Sydney Film Festival Review: Drunk Stoned Brilliant Dead: The Story of the National Lampoon (USA, 2015)


Before the National Lampoon lent their name to some terrible straight-to-video films they were ground-breaking. This comedy institution started as a spin-off magazine; graduated to books, radio and stage revues; and eventually yielded cult comedy films worthy of inclusion in Hollywood. Drunk Stoned Brilliant Dead: The Story of the National Lampoon is a funny and energetic documentary that celebrates the riotous history of this brand.
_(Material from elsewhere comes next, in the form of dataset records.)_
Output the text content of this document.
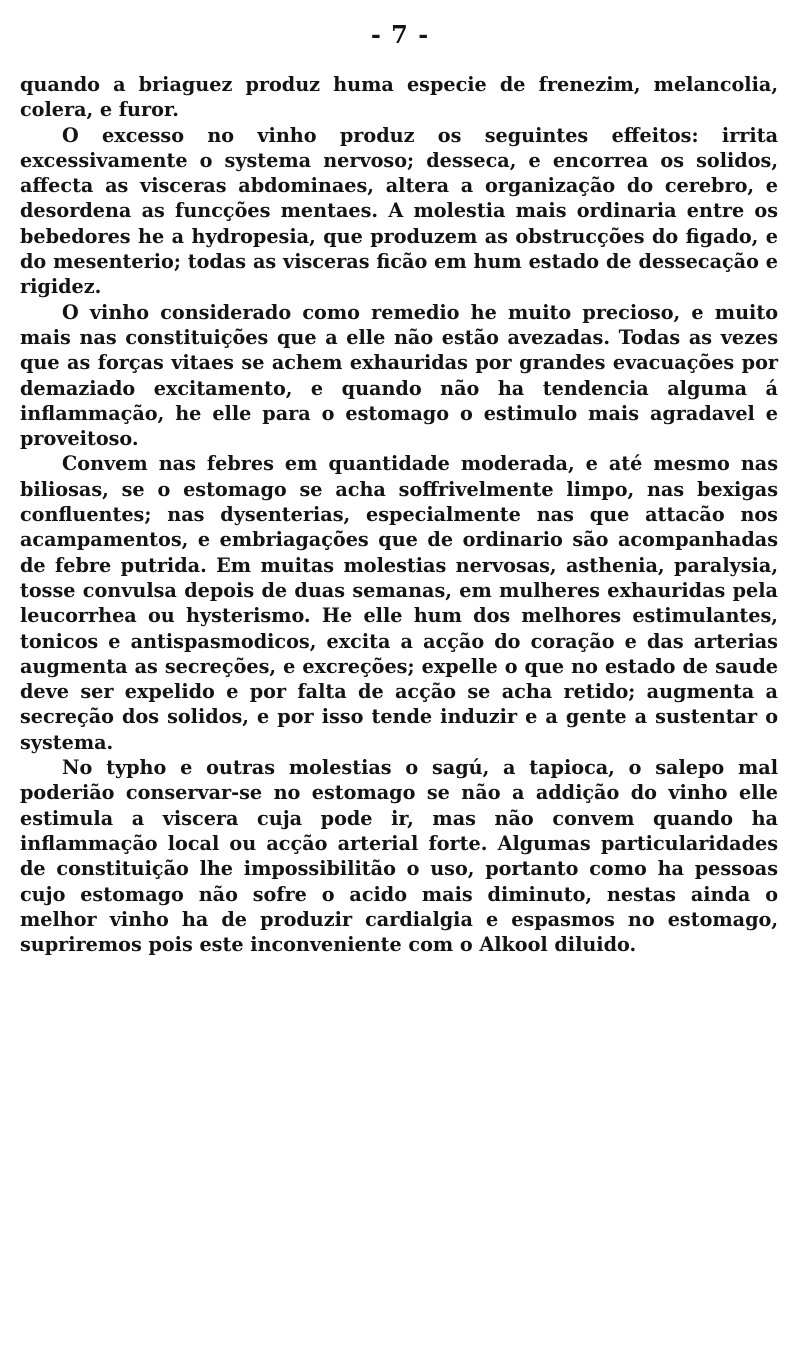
- 7 -

quando a briaguez produz huma especie de frenezim, melancolia, colera, e furor.

O excesso no vinho produz os seguintes effeitos: irrita excessivamente o systema nervoso; desseca, e encorrea os solidos, affecta as visceras abdominaes, altera a organização do cerebro, e desordena as funcções mentaes. A molestia mais ordinaria entre os bebedores he a hydropesia, que produzem as obstrucções do figado, e do mesenterio; todas as visceras ficão em hum estado de dessecação e rigidez.

O vinho considerado como remedio he muito precioso, e muito mais nas constituições que a elle não estão avezadas. Todas as vezes que as forças vitaes se achem exhauridas por grandes evacuações por demaziado excitamento, e quando não ha tendencia alguma á inflammação, he elle para o estomago o estimulo mais agradavel e proveitoso.

Convem nas febres em quantidade moderada, e até mesmo nas biliosas, se o estomago se acha soffrivelmente limpo, nas bexigas confluentes; nas dysenterias, especialmente nas que attacão nos acampamentos, e embriagações que de ordinario são acompanhadas de febre putrida. Em muitas molestias nervosas, asthenia, paralysia, tosse convulsa depois de duas semanas, em mulheres exhauridas pela leucorrhea ou hysterismo. He elle hum dos melhores estimulantes, tonicos e antispasmodicos, excita a acção do coração e das arterias augmenta as secreções, e excreções; expelle o que no estado de saude deve ser expelido e por falta de acção se acha retido; augmenta a secreção dos solidos, e por isso tende induzir e a gente a sustentar o systema.

No typho e outras molestias o sagú, a tapioca, o salepo mal poderião conservar-se no estomago se não a addição do vinho elle estimula a viscera cuja pode ir, mas não convem quando ha inflammação local ou acção arterial forte. Algumas particularidades de constituição lhe impossibilitão o uso, portanto como ha pessoas cujo estomago não sofre o acido mais diminuto, nestas ainda o melhor vinho ha de produzir cardialgia e espasmos no estomago, supriremos pois este inconveniente com o Alkool diluido.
The film is directed by Douglas Tirola and is very well put together. It expertly goes through the background history and chronologically tells the group’s story. There is some swift-pacing, modern-day talking head interviews and lots of actual content from the National Lampoon- like fun photographs taken from the magazine, animations of some of these jokes and snippets from their live revues and radio programmes. Some of this footage is rare or has never been seen before and it shows how fearless, creative and funny the group were in their heyday.
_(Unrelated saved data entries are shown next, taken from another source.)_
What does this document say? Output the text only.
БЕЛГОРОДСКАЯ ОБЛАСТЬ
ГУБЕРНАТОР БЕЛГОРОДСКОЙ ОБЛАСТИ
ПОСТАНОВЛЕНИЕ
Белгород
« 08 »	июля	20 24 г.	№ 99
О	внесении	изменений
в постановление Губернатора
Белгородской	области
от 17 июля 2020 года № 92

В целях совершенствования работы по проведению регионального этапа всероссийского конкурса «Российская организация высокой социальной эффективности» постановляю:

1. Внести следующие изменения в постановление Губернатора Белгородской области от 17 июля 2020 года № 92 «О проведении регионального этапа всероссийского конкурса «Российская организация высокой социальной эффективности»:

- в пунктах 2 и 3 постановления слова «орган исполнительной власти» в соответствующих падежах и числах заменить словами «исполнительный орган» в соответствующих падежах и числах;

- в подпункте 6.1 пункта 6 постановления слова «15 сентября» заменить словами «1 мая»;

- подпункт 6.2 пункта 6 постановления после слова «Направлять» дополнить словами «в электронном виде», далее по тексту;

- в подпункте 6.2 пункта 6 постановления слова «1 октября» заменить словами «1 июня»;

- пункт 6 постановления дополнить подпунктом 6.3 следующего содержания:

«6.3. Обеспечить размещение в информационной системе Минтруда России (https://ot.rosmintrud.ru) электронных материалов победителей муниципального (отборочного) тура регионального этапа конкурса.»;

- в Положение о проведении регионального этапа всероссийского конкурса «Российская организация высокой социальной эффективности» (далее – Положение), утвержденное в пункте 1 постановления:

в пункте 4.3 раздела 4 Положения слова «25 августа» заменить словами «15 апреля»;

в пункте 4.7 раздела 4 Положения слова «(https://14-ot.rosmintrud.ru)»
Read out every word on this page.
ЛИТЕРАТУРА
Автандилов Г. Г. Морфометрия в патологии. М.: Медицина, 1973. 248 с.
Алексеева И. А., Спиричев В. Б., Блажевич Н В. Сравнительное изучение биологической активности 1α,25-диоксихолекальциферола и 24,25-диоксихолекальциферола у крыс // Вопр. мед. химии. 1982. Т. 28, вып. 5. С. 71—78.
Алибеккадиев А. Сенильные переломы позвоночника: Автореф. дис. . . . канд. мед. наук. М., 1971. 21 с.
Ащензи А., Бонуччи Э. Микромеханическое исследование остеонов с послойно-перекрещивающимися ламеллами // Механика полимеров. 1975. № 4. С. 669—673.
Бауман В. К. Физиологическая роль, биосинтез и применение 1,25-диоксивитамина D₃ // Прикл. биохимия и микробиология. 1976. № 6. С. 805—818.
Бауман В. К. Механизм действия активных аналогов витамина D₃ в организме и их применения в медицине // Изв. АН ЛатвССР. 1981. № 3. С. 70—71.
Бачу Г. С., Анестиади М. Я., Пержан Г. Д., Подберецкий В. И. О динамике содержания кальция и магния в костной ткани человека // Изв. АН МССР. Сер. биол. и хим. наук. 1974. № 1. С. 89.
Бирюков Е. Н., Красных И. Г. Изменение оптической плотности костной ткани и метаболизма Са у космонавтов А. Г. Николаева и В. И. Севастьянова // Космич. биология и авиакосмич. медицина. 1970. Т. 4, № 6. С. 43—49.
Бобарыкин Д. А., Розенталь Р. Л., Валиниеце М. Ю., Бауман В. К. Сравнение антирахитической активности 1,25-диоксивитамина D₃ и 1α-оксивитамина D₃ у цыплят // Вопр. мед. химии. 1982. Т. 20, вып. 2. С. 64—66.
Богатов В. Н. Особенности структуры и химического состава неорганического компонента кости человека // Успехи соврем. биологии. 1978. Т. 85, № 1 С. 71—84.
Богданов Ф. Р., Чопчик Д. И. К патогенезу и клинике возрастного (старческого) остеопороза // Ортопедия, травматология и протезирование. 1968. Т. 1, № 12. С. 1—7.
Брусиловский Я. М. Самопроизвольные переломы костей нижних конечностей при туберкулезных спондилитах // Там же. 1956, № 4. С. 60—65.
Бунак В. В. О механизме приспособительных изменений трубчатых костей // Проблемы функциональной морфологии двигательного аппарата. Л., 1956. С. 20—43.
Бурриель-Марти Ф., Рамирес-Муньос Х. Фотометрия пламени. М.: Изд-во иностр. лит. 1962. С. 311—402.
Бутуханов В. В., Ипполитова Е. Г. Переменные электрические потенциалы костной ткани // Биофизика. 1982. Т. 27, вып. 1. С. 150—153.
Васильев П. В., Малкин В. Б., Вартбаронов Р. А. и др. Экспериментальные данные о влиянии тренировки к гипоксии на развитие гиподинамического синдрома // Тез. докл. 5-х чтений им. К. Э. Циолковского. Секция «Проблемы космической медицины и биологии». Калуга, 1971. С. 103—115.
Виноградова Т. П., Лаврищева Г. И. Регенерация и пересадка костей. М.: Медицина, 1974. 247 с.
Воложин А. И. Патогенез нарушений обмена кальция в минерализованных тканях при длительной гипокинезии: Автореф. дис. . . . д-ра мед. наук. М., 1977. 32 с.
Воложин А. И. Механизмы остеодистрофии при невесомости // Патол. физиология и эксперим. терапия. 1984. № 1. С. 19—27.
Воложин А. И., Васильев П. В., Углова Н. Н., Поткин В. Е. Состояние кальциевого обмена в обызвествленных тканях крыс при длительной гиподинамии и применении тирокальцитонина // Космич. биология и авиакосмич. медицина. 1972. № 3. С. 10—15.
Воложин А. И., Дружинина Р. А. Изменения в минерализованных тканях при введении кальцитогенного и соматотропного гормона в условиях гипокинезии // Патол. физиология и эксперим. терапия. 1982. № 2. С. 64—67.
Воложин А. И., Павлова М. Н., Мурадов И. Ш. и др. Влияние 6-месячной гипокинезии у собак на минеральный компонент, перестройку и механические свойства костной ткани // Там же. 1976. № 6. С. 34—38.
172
The National Lampoon started after three Harvard graduates named Doug Kenney, Henry Beard and Robert Hoffman decided to do a spin-off of the Harvard Lampoon, the world’s oldest humour magazine. The founders were all very different characters and a lot of the magazine’s look and feel is attributed here to the late Kenney, a renowned workaholic with an intuitive sense for comedy. Many of the surviving writers, editors, comics and animators associated with the National Lampoon are interviewed for this film and they prove to be candid and naturally hilarious.

The alumni of the National Lampoon reads like a who’s who of comedy with: Bill Murray, Chevy Chase and John Belushi just three actors to have appeared in their works. The writers meanwhile, boast no less than P.J. O’Rourke, Saturday Night Live’s Michael O’Donoghue, and Simpsons’ producers, Mike Reiss and Al Jean. The group’s biggest fans include: Meatloaf, Kevin Bacon, Judd Apatow, John Goodman and Billy Bob Thornton and they appear here and offer their praises.

Drunk Stoned Brilliant Dead: The Story of the National Lampoon may not be the most comprehensive documentary but it is still an excellent look at the phenomenon that was the National Lampoon. It threads together lots of disparate elements and does this very well. It mostly revels in the glory days of the brand but it is also a cautionary tale of the destructiveness of fame and fortune. This film is ultimately a fun ride through sex, drugs and rock ‘n’ roll. It is also a colourful and funny as it tracks the group’s subversive beginnings through to its shocking irreverence to eventually show the influential institution it became. In all, it’s a smart film that fits its creative and clever subject matter.


Drunk Stoned Brilliant Dead: The Story of the National Lampoon played at Sydney Film Festival on June 5th and 8th.